By happy co-incidence, as would innocently appear to British imperialist designs, Sukarno fell at the end of September 1965 in the incident known as G30S (which I will not go into here.) Suffice to say any remaining reason for UK to hold on to the Singapore military base became invalid.
Malaysia had come into being – not because there was any genuine desire to build a nation out of the territories of Malaya, Singapore and the Borneo territories. Its raison d’etre was solely to protect the British military base in Singapore. Once the usefulness of the base was gone, UK packed up and left.
Unfortunately in the process, the PAP played the communal card to the hilt – whipping up both Chinese and Malay chauvinism – with its Malaysian Solidarity Conference and Malaysian Malaysia slogan. The result has been communal tension, on both sides of the causeway. Friendly fraternal relations gave way to hostility. Malaya and Singapore are much farther apart today than in 1962.
I would have ended my speech here but perhaps there is a chapter in my book on united front tactic that merits mention here.
I could have conveyed the impression that any united front tactic is wrong or undesirable, given my strong criticisms of the united front forged between the left-wing and PAP in Singapore in the late 1950s and early 60s.
This could not be further from the truth. I support united front tactic as it is an essential means for a progressive political party to increase its membership and votes; or for that matter, for any progressive group to enlarge its influence.
A united front gives the stage to these progressive forces to reach out and educate a wider population with their pro-people programmes and galvanize them into action. Through a properly conducted united front, the progressive forces can grow from strength to strength.
My criticisms of Eu Chu Yip and The Plen are not over whether or not a united front was historically necessary at that stage in Singapore. My criticisms are based on how that united front was conducted. In fact, I do not consider The Plen’s arrangement with Lee Kuan Yew to be a united front because it goes against the very principles of a united front.
A united front is formed by diverse parties based on a common platform. Should a party betray the common platform or attack or weaken another component party, the latter is entitled to protest and bring this internal struggle to the constituencies supporting the common platform. It is only in this manner that the people are educated to defend the common platform and distinguish between those genuinely serving the people and those who are opportunists within the united front.

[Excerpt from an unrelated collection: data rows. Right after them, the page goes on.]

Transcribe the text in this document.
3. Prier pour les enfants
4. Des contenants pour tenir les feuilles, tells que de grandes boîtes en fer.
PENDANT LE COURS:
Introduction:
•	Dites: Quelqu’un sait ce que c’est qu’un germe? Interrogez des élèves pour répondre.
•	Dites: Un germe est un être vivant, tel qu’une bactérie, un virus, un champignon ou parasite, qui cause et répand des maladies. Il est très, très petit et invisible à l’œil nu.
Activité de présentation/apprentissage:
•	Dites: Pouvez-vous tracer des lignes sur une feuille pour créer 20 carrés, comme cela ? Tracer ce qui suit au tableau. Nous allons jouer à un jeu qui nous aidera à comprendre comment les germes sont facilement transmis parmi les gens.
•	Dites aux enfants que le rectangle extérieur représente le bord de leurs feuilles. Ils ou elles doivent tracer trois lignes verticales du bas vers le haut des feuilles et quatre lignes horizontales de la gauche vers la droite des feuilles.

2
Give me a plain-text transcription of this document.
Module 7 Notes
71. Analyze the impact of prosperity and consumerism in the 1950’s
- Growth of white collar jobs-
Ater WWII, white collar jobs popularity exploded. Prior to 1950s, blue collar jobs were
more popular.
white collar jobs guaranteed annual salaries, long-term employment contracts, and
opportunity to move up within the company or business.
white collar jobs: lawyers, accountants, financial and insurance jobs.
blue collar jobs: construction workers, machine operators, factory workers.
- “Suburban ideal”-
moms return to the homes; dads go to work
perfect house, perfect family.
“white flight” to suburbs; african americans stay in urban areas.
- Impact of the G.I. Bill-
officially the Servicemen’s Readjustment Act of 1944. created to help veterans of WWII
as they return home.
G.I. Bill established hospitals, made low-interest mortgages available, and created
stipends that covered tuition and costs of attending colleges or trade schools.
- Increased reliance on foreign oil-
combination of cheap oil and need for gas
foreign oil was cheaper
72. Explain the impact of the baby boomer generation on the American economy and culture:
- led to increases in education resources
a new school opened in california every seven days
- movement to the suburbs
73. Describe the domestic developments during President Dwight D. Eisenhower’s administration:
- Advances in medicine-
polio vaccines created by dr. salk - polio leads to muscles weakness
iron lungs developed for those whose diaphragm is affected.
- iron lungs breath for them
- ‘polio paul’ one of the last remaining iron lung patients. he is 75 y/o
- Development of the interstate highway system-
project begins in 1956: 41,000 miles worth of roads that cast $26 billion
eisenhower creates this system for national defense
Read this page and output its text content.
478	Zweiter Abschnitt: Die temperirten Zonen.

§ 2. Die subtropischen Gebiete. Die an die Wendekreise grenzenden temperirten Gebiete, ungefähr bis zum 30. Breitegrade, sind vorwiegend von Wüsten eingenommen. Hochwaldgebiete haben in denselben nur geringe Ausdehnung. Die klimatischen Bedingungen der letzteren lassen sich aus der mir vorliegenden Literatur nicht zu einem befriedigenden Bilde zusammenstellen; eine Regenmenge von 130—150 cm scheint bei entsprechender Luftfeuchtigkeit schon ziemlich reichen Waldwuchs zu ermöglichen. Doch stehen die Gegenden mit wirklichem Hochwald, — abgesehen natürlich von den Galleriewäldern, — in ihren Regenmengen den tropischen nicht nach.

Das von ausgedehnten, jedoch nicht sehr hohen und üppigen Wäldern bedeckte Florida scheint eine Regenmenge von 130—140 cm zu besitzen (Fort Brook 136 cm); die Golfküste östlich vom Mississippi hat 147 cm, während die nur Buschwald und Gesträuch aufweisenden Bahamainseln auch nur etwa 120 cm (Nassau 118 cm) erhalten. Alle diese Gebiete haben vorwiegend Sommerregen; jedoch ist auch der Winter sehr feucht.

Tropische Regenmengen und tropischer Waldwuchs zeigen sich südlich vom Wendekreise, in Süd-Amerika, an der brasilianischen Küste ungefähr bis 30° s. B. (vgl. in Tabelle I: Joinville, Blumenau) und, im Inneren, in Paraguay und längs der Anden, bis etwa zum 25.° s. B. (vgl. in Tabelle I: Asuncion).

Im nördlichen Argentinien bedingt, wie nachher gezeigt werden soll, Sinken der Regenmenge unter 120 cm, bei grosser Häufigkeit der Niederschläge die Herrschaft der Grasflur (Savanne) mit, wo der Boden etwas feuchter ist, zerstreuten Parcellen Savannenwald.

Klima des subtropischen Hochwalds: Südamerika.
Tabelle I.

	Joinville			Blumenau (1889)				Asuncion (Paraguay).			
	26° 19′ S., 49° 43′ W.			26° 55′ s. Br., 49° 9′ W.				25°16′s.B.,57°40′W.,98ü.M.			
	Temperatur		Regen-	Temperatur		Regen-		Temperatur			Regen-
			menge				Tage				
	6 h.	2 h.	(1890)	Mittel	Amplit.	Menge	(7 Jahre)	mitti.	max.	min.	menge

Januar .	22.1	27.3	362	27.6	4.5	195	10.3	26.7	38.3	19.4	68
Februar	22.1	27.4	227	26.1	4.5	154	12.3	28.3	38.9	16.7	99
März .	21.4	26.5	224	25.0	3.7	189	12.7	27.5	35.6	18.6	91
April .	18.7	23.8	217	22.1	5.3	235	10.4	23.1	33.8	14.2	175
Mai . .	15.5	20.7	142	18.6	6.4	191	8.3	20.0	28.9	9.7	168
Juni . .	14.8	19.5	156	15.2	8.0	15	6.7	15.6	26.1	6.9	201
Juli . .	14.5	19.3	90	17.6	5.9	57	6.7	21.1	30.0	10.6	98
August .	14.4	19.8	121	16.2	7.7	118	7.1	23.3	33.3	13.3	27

But the united front conducted by Eu and The Plen did not abide by these principles.
In 1959, when the PAP arrested student activists under the PPSO (equivalent of the ISA today), there were no protests from Eu or The Plen or the left-wing forces;
When Lee Kuan Yew did not release all political prisoners as he had promised he would should he win the elections of 1959, there were again no protests;
The left-wing called for the abolition of the PPSO; instead Lee Kuan Yew tightened the PPSO by abolishing the review board and replacing it with a toothless advisory board – again no protest;
When Lee Kuan Yew prohibited Lim Chin Siong from speaking at the Hong Lim by elections in a blatant attempt to curtail Chin Siong’s influence, there was again no protests;
The same occurred in 1961 when restrictive trade union laws were passed – again no protest.
This is not united front tactic but a wholesale selling out. The progressive forces of Singapore learnt it the hard way. Yet “once bitten twice shy” is not an option.